Some villains just bring their character back. I don’t see an issue with it though if it happens on a regular basis it becomes a problem or how I say it:
- Miscommunication between the rivals.
Communicating that your villain character will come back is a great way on how to establish on going roleplay. Communicating how important that character is to you and that you may even get a rivalry going between your guild / your character and another guild / another character is a great thing.
Though many do not know how to properly communicate such things.
Good guild kills X villain.
Villains is the next week back.
Good guild is asking how that is possible and villain guy says “oh, I got a soulstone haha!”
Good guild is upset because mentioning that would have been cool.

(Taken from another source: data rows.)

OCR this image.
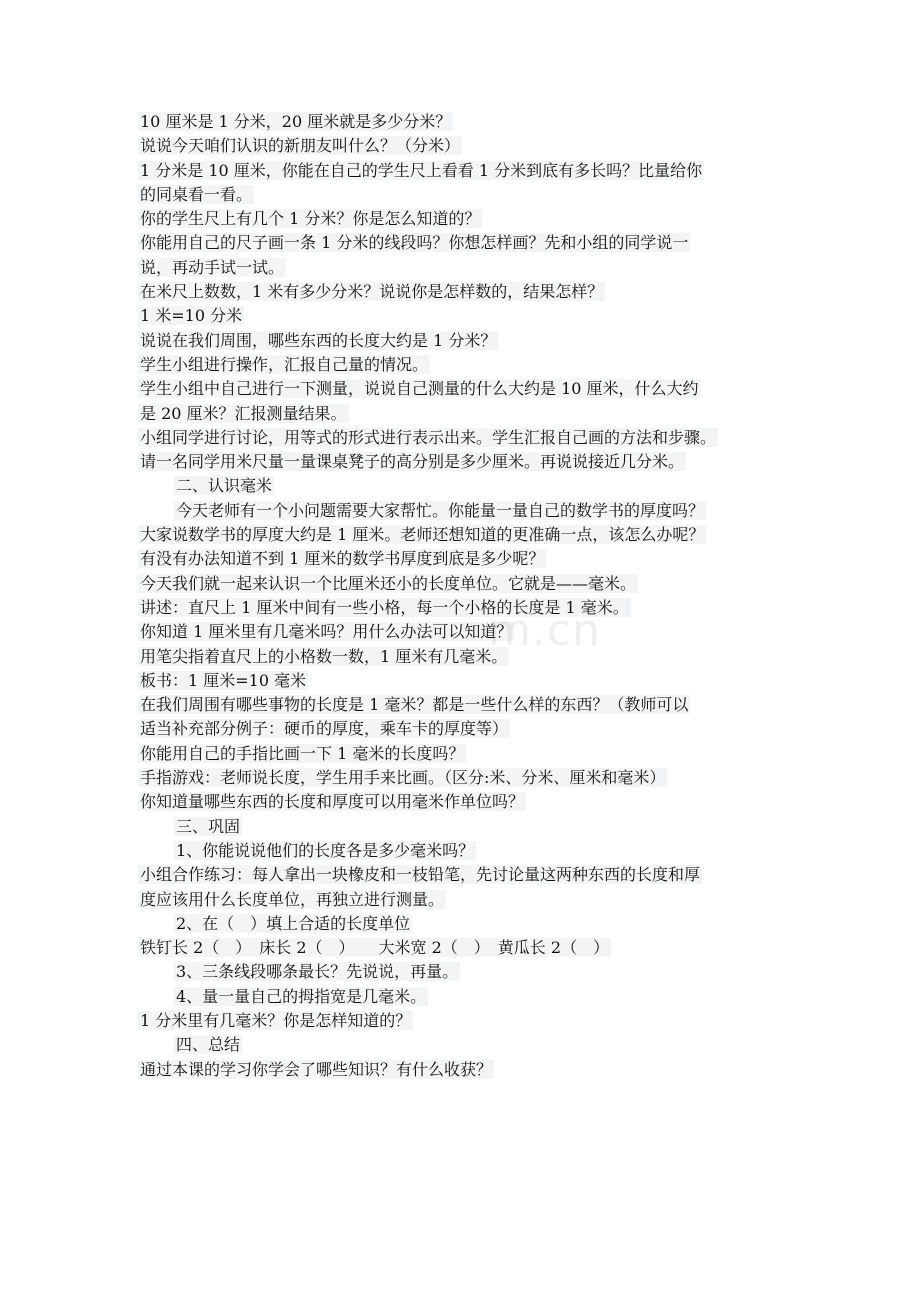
10 厘米是 1 分米，20 厘米就是多少分米？
说说今天咱们认识的新朋友叫什么？（分米）
1 分米是 10 厘米，你能在自己的学生尺上看看 1 分米到底有多长吗？比量给你
的同桌看一看。
你的学生尺上有几个 1 分米？你是怎么知道的？
你能用自己的尺子画一条 1 分米的线段吗？你想怎样画？先和小组的同学说一
说，再动手试一试。
在米尺上数数，1 米有多少分米？说说你是怎样数的，结果怎样？
1 米=10 分米
说说在我们周围，哪些东西的长度大约是 1 分米？
学生小组进行操作，汇报自己量的情况。
学生小组中自己进行一下测量，说说自己测量的什么大约是 10 厘米，什么大约
是 20 厘米？汇报测量结果。
小组同学进行讨论，用等式的形式进行表示出来。学生汇报自己画的方法和步骤。
请一名同学用米尺量一量课桌凳子的高分别是多少厘米。再说说接近几分米。
二、认识毫米
今天老师有一个小问题需要大家帮忙。你能量一量自己的数学书的厚度吗？
大家说数学书的厚度大约是 1 厘米。老师还想知道的更准确一点，该怎么办呢？
有没有办法知道不到 1 厘米的数学书厚度到底是多少呢？
今天我们就一起来认识一个比厘米还小的长度单位。它就是——毫米。
讲述：直尺上 1 厘米中间有一些小格，每一个小格的长度是 1 毫米。
你知道 1 厘米里有几毫米吗？用什么办法可以知道？
用笔尖指着直尺上的小格数一数，1 厘米有几毫米。
板书：1 厘米=10 毫米
在我们周围有哪些事物的长度是 1 毫米？都是一些什么样的东西？（教师可以
适当补充部分例子：硬币的厚度，乘车卡的厚度等）
你能用自己的手指比画一下 1 毫米的长度吗？
手指游戏：老师说长度，学生用手来比画。（区分:米、分米、厘米和毫米）
你知道量哪些东西的长度和厚度可以用毫米作单位吗？
三、巩固
1、你能说说他们的长度各是多少毫米吗？
小组合作练习：每人拿出一块橡皮和一枝铅笔，先讨论量这两种东西的长度和厚
度应该用什么长度单位，再独立进行测量。
2、在（　）填上合适的长度单位
铁钉长 2（　）　床长 2（　）　　大米宽 2（　）　黄瓜长 2（　）
3、三条线段哪条最长？先说说，再量。
4、量一量自己的拇指宽是几毫米。
1 分米里有几毫米？你是怎样知道的？
四、总结
通过本课的学习你学会了哪些知识？有什么收获？
m.cn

Letting your character come back is cool and all. If it happens every week however… it becomes stale and boring very very quickly. It even removes the entire danger part of your villains identity. In the context it means why not just attack Stormwind or whatever? Kill everyone on sight. You die, who cares? You will return.
There is a reason why the Cult of the Damned disguised themself as normal villagers my boi. And you should do the same with your villain character.
Here’s a crazy idea: join a house guild as a villain. Like Deathwing did. And then you climb the ladder slowly under the disguise of just some random peasant. You use your cunning, charm and methods to bring that guild into wars with others and why? Because your character got betrayed by a house guild in his life. Now you got a motivation, a reason and a neat backstory. Of course this is only an example. There are many more. Which brings me to my last point.
- “I am evil, you are good, fight me now m7”
Palpatin. Voldemort. Albert Wesker. Hannibal Lecter. Ursula (The Little Mermaid).
I could go on and on with villains that used their charm, cunning and wits to trick everyone. No, doing spooky things in Duskwood will not help to portray your character as a true villain. Rather it is your actions that may bring OTHERS to do the evil deeds. Form a goal and then a plan what you wanna do. Maybe your character spots a naive character in some guild you dislike. Become a friend with that person and try to persuade them to do the evil things instead of you going full blown “I AM THE VILLAIN BTW!!!1”.
Of course a direct “I am the villain approach” can be done easily and is the way to get an instant response. Though how often does that work out for any villain roleplayer? Not so long, I can tell. Otherwise we would have a balance between good/evil people but currently we don’t.